The second part of this research focuses on improving the computational efficiency of the proposed method. Recent studies on model compression and acceleration include Quantization [
32], Fast convolution [
33], Low rank approximation [
34], and Filter pruning [
35]. In this study, we apply filter pruning due to its usability and expansibility. Aiming at producing a continental or even global land cover product, we carefully prune the resulting segmentation model so that we can process an area as big as China within a few days rather than a few months. The basic idea of our pruning method is to remove the redundant or insignificant filters in the network that make little or no contribution to the final output [
29,
36]. For example, He et al. proposed the Soft Filter Pruning (SFP) method, which reduced FLOPs by more than 40.8% on ResNet-110 and even produced a 0.18% accuracy improvement on CIFAR-10 [
37]. Filter Pruning via Geometric Median (FPGM) [
3] was proposed in 2019, and further reduced FLOPS by more than 52% on ResNet-110 and even produced a 2.69% relative accuracy improvement on the same dataset.

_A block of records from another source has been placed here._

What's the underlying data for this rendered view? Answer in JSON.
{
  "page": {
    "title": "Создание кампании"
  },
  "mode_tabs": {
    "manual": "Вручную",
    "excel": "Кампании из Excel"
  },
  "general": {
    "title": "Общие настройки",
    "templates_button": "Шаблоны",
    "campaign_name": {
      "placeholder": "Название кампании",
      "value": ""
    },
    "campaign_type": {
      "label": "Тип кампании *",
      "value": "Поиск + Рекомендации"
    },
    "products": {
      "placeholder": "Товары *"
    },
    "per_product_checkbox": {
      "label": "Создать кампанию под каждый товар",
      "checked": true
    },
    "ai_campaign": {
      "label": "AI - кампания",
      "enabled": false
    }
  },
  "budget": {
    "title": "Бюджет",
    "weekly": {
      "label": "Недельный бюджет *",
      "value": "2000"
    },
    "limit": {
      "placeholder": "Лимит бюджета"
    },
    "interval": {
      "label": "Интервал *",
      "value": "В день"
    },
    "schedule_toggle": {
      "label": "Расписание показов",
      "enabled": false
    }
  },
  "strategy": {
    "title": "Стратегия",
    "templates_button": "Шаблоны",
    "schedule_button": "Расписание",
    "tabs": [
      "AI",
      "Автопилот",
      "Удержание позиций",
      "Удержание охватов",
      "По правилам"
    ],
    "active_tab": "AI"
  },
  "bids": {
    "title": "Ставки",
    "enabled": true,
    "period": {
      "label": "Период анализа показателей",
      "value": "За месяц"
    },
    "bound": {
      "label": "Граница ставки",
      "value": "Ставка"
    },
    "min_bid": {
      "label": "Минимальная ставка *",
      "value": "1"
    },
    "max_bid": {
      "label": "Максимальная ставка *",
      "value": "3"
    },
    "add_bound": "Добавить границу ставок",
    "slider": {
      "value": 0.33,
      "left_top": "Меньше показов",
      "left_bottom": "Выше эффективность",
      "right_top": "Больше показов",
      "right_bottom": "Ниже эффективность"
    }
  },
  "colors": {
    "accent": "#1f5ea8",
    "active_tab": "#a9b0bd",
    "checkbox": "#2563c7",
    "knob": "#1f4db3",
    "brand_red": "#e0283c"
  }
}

In our work, we explored the pruning of a rather complex architecture (i.e., high-resolution network [
38]) compared with ResNet, implemented on a more complicated dataset compared to CIFAR-10. We apply FPGM for network compression and acceleration with almost no loss of accuracy. This makes it possible to map large areas.
In summary, we aim to produce a novel 3-m resolution land cover map through efficient learning from imperfect 10-m resolution maps without any human interpretation. We propose a complete workflow and a deep learning-based network for this task, which is beneficial to reduce the research thresholds in this community and serves as an example to similar studies. Furthermore, we exhibit the 3-m resolution land cover mapping results over three cities in China as examples (i.e., Harbin, Taiyuan, and Shanghai) to demonstrate the effectiveness of our proposed approach for 3-m resolution large-area land cover mapping.